Ma anche l'effetto annuncio è limitato, e contraddittorio. Per alcuni la mossa della Fed indurrà pessimismo nei mercati, e la risposta di ieri è stata eloquente, perché è il riconoscimento ufficiale che l'economia Usa rischia una "double dip recession", una recessione a W. Per altri indurrà ottimismo, perché è un segnale che la Fed è cosciente del problema ed è disponibile per un secondo round di allentamento monetario sotto forma di "quantitative easing".

Ma quale può essere questo secondo round? Anche qui la Fed si trova tra Scilla e Cariddi. L'enorme investimento in titoli mobiliari ha costituito una grave distorsione di quel mercato, in aggiunta a quella causata dall'esistenza di agenzie federali come Freddie Mac e Fannie Mae.

In effetti, probabilmente l'aspetto più significativo della mossa della Fed è l'inizio di una ritirata dal mercato mobiliare, con la decisione d'investire i titoli mobiliari in scadenza in titoli del Tesoro.

Ma per altri, come David Greenlaw di Morgan Stanley, lo stimolo più efficace all'economia consisterebe proprio in un aiuto al rifinanziamento di quasi 40 milioni di mutui, che potrebbe coinvolgere direttamente o indirettamente la Fed.

Oltre ai titoli del Tesoro, rimangono corporate bond e azioni per una politica di quantitative easing: mentre un investimento diretto della Fed in queste attività non è più inconcepibile come lo era due anni fa, esso rimane però molto difficile in un clima politico che sta virando decisamente a destra.

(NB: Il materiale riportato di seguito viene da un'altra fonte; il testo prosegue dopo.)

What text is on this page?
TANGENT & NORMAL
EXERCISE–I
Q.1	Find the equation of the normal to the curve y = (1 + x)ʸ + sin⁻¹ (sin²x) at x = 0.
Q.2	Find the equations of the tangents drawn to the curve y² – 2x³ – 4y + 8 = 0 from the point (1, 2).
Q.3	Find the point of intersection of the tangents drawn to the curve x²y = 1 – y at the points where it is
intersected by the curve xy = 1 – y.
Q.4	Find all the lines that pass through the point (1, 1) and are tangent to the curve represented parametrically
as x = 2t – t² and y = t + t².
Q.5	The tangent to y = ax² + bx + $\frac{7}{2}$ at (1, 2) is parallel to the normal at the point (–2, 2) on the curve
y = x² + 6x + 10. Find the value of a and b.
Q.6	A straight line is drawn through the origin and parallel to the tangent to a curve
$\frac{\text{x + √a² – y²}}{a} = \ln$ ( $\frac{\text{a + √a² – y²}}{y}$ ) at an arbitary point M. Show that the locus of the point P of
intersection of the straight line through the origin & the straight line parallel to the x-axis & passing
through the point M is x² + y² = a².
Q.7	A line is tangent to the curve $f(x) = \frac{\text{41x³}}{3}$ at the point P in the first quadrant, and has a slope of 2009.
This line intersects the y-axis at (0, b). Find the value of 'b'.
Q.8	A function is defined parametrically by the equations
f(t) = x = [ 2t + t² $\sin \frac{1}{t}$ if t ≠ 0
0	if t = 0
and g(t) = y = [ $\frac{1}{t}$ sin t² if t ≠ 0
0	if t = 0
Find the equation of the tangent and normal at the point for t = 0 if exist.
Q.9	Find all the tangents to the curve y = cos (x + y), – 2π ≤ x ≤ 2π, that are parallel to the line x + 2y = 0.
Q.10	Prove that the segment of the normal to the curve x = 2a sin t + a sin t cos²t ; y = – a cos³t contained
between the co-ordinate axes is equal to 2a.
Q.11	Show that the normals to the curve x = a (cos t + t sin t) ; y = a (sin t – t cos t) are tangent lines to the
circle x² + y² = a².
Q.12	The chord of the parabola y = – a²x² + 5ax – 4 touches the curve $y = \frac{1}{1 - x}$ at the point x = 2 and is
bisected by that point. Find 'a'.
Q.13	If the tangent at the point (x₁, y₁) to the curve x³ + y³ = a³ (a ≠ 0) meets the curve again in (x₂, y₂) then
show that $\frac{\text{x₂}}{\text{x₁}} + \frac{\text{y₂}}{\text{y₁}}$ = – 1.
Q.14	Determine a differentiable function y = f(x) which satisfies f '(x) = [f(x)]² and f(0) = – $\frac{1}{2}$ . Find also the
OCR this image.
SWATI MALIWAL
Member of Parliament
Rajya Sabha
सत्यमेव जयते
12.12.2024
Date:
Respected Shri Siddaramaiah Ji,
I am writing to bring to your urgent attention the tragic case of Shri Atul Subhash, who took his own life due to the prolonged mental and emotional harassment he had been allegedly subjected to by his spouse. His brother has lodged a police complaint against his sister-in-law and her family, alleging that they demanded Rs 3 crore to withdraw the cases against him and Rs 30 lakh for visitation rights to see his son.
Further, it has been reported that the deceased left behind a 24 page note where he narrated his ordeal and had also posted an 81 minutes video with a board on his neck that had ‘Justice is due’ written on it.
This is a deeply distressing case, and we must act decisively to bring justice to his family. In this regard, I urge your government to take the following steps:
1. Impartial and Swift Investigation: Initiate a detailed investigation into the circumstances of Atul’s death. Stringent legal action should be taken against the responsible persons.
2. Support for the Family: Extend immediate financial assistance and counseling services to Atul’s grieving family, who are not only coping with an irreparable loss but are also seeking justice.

Naturalmente non esiste solo la Fed: c'è chi invoca anche un nuovo round di politica di bilancio espansiva. Per alcuni infatti la politica fiscale come strumento di stimolo è ancora più potente quando i tassi d'interesse sono a zero e ci si aspetta che resteranno tali a lungo, perché non c'è il rischio che il disavanzo di bilancio aumenti i tassi d'interesse e spiazzi gli investimenti privati; la sorprendente ripresa dopo la primavera del 2009 sarebbe la prova proprio dell'efficacia della politica di bilancio in questa situazione.

Per altri la crescita del debito pubblico Usa sta già avendo, o avrà presto, i soliti effetti sui tassi d'interesse a lunga, e quindi di spiazzamento degli investimenti privati; la "double dip recession" in cui forse gli Usa stanno per entrare sarebbe la prova di questo.

Come sempre, è difficile se non impossibile dire chi ha ragione. In ogni caso, un secondo round di politica di bilancio espansiva sembra ancora più difficile politicamente di un secondo round di politica monetaria espansiva.